La rareté des nouvelles constructions, l'augmentation des coûts de financement et la pression démographique dans les grandes zones urbaines ont mis en évidence le fait que le problème du logement ne peut être résolu uniquement par des mesures réglementaires ou le contrôle des prix. Il est nécessaire de créer des conditions permettant aux investissements de revenir dans le secteur de manière cohérente. Dans ce contexte, les incitations fiscales pour le développement du logement commencent à être considérées comme un instrument économique capable de stimuler la construction et de rééquilibrer le marché.

Des études récentes menées sur d'autres marchés européens montrent que des instruments fiscaux bien conçus peuvent avoir un effet multiplicateur important sur l'économie. Les réductions fiscales liées à la construction ou à l'achat d'un logement, les incitations financières ou les régimes d'amortissement accéléré pour les bâtiments économes en énergie ont la capacité de générer des milliards d'euros d'investissements supplémentaires et de stimuler l'ensemble de la chaîne de valeur de la construction. Plus que de simples mesures de soutien, ces instruments agissent comme des catalyseurs de décision pour les investisseurs, les promoteurs et les familles.

Dans le cas du Portugal, où la production de logements neufs reste inférieure à la moyenne historique, l'introduction d'incitations fiscales ciblées pourrait jouer un rôle décisif.

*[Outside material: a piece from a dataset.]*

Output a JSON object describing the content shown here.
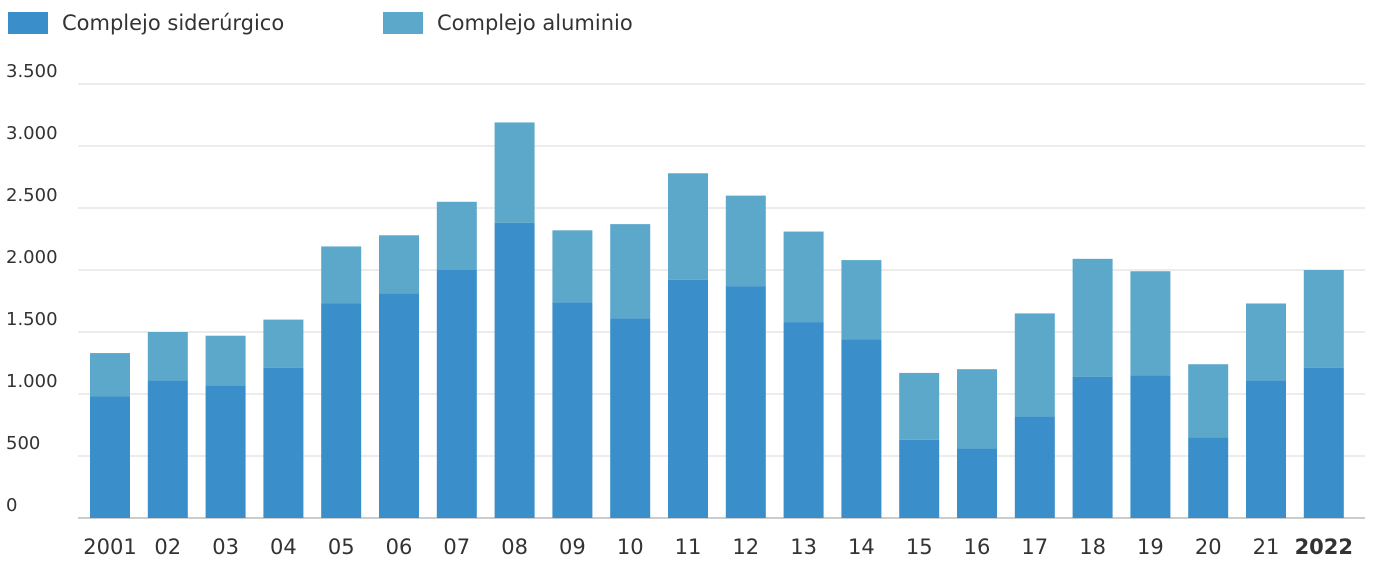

La construction résidentielle n'est pas seulement une réponse aux besoins sociaux. Elle est également l'un des principaux moteurs de l'activité économique, mobilisant un large éventail de secteurs allant de l'industrie des matériaux de construction aux sociétés d'ingénierie, d'architecture et de services spécialisés. Chaque nouveau projet de logement génère de l'activité dans de multiples domaines de l'économie et contribue à la création d'emplois qualifiés.

Un autre aspect important est l'impact potentiel sur l'accès au logement. Les incitants fiscaux destinés à l'acquisition ou à la construction de leur propre logement peuvent faciliter l'accès de milliers de familles au marché immobilier, tout en stimulant la production de nouveaux logements. En augmentant l'offre, ces mesures peuvent également contribuer à une plus grande stabilité des prix à moyen terme, en réduisant la pression sur le marché locatif.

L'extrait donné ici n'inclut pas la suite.